Every July, millions of Americans celebrate independence. Independence from a mother nation, from taxation without representation, from religious persecution. But, as special needs parents, there is a different battle for independence that we do not celebrate. I’m talking about the battle raging within us to allow our special needs child to be independent.
Our special kids face so many challenges – learning, physical, health, social, and communication – the list goes on and on. They spend their free time in therapies, not on the ball field like their peers. Their lives are so difficult and as their parents, we want to make things easier. We see them struggling every day with the basics of living, so what harm can it do help them out? Ask the teachers and therapists – they’ll tell you a lot!
Part of the problem in our house is that John simply doesn’t want to be independent in most things. He is perfectly content to let me do everything for him. I have to force him (and myself to let him) to do basic tasks every day. I have had the blessing to be the parent to both an autistic child and a neurotypical one. I remember when John was around three; I took him to the pediatrician. I asked when I should expect him to use utensils to eat. The doctor reassured me that he would go through an “I do it!” phase. I waited and waited, but it never came. It wasn’t until our youngest came along that I realized exactly what the doctor was talking about. Nathan doesn’t want me to do ANYTHING anymore! He thinks that the ripe old age of three and a half, that he can do it all. From picking out his clothes to using the microwave, he is the master of everything. John, on the other hand… not so much.

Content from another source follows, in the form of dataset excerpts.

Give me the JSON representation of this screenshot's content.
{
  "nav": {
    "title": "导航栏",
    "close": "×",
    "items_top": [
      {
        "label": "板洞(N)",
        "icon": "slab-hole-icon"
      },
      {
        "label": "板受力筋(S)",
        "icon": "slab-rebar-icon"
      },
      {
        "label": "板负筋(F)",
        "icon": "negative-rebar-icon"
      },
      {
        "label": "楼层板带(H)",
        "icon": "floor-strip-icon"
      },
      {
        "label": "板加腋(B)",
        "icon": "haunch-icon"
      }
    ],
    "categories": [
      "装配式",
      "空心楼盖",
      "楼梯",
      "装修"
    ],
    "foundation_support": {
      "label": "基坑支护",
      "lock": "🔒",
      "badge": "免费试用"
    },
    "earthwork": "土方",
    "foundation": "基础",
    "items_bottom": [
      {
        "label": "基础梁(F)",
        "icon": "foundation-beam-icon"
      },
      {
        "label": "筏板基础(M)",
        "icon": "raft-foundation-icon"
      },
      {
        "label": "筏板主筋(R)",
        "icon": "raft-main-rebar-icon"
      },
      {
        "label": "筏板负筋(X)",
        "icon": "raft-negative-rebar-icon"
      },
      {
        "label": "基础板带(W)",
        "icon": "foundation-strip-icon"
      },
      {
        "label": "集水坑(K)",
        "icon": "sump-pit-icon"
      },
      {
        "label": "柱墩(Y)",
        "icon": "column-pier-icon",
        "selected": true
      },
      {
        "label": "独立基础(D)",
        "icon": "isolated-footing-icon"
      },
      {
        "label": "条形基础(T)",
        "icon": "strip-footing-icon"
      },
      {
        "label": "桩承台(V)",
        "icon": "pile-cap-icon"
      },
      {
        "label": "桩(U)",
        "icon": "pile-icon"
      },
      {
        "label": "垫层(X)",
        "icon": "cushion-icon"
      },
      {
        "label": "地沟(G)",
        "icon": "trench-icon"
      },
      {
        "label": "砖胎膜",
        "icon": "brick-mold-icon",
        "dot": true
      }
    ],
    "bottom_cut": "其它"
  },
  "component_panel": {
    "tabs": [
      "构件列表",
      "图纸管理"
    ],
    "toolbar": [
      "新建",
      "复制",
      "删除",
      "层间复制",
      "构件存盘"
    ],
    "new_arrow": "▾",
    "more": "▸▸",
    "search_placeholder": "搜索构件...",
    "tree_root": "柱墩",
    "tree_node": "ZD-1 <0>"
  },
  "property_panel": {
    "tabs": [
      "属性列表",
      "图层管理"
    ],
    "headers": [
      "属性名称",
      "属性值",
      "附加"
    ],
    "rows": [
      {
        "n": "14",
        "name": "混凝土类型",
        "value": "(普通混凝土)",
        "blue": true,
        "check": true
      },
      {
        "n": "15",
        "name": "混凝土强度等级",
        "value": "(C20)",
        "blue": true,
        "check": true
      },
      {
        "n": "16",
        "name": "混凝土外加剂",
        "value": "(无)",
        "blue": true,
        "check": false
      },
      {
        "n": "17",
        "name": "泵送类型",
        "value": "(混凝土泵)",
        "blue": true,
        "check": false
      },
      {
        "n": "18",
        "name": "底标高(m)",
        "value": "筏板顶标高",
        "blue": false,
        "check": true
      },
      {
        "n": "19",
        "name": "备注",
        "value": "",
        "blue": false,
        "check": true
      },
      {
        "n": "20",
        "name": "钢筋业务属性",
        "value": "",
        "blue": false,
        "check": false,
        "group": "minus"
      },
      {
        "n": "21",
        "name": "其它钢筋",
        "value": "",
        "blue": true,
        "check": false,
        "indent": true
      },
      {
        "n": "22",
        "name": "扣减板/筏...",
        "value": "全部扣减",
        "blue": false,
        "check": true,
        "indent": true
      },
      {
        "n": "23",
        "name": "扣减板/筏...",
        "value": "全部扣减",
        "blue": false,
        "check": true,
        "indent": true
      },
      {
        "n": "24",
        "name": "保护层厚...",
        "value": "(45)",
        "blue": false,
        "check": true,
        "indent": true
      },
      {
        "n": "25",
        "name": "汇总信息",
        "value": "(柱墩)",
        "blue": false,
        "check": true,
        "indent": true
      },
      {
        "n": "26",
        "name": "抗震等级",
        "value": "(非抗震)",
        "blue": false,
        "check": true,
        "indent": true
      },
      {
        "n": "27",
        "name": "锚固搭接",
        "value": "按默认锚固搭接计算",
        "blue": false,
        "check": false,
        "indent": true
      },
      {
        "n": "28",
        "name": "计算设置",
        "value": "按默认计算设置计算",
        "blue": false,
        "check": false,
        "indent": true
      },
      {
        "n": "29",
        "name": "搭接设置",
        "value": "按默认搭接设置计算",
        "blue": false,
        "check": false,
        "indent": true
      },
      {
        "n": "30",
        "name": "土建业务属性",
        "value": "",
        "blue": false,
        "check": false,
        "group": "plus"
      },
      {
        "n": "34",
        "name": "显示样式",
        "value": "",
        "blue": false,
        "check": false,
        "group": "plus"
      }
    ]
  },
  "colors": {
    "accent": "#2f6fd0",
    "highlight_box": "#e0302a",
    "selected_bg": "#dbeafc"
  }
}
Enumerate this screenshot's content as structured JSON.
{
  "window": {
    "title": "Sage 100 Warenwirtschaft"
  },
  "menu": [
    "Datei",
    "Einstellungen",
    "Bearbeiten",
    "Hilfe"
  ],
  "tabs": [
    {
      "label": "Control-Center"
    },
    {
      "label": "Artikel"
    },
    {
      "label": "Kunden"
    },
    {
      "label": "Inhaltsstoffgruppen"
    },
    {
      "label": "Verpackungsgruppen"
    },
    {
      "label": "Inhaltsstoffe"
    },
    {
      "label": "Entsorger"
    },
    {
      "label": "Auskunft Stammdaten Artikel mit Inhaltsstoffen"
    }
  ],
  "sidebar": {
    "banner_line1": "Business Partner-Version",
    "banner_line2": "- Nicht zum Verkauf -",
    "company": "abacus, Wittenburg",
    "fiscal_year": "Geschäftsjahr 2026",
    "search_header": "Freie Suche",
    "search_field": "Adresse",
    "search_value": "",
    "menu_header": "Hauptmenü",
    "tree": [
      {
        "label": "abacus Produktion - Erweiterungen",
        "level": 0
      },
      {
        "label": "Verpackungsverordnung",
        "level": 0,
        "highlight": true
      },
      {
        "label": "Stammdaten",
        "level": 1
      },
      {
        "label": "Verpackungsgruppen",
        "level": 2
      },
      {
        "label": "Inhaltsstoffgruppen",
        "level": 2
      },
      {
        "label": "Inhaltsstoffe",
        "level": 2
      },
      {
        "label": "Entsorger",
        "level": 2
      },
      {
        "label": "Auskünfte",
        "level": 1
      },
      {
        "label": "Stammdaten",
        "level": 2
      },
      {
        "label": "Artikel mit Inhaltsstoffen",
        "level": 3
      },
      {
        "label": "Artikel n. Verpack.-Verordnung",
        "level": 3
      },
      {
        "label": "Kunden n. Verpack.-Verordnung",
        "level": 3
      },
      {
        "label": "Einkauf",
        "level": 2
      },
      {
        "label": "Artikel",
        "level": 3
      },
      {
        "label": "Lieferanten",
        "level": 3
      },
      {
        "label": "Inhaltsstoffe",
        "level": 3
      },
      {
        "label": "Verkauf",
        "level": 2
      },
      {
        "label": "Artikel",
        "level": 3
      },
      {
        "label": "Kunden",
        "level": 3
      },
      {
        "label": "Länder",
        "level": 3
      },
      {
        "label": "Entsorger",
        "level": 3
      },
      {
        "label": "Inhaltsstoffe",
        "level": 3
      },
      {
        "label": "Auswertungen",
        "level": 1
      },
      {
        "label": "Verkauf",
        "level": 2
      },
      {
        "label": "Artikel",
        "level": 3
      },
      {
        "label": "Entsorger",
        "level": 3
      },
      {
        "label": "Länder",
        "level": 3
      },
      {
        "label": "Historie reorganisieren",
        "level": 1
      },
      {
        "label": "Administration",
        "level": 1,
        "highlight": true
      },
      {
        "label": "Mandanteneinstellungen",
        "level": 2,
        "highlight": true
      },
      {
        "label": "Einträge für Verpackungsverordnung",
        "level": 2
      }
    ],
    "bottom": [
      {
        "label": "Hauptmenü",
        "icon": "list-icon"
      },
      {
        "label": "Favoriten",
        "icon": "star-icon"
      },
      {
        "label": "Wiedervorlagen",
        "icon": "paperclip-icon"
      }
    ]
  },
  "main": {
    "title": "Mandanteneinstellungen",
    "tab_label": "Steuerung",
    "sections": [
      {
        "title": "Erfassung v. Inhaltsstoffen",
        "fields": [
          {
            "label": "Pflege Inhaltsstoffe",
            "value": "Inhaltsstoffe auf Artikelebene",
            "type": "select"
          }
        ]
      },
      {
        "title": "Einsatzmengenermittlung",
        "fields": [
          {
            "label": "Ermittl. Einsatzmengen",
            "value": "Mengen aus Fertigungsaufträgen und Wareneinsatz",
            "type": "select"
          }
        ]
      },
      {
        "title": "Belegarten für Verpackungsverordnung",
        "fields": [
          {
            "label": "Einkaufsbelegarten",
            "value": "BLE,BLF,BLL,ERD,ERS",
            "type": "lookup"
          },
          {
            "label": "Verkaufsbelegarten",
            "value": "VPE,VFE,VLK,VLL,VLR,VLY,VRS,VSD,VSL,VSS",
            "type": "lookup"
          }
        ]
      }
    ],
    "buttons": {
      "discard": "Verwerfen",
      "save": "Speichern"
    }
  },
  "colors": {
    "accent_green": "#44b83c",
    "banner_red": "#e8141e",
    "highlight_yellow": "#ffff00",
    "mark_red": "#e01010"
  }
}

And let’s face it – sometimes is it just easier to do things for them. For almost eight years, I have worked with John about putting on his shoes and socks. We have sung songs, watched videos, and practiced every day. He even had it as homework for a week last school year! But every morning, he acts like it is completely foreign. Part of it is that he really likes being barefoot, but the other part is that he just doesn’t care. So every morning, I try, get frustrated, give up, and put on his shoes for him. Yes, I know he can do it and he’s playing me, but I have to get his butt out the door and on the bus!
I think the hardest part of the battle is that it is so difficult to accept that we won’t be around forever to help. Deep down we know this, and it looms like a dark cloud in our minds. We know that the independent skills are so necessary, but making sure that the children can perform them is a form of admission that one day they will be on their own. And it is terrifying.
So fellow special parents, put on your mental armor. Fight that battle and let your child struggle to be independent. Clean up the spills. Plan the extra time needed. Resist the urge to do it yourself. Then celebrate the wins with a cold beer and fireworks if need be. I’ll still be working with John to put on his shoes.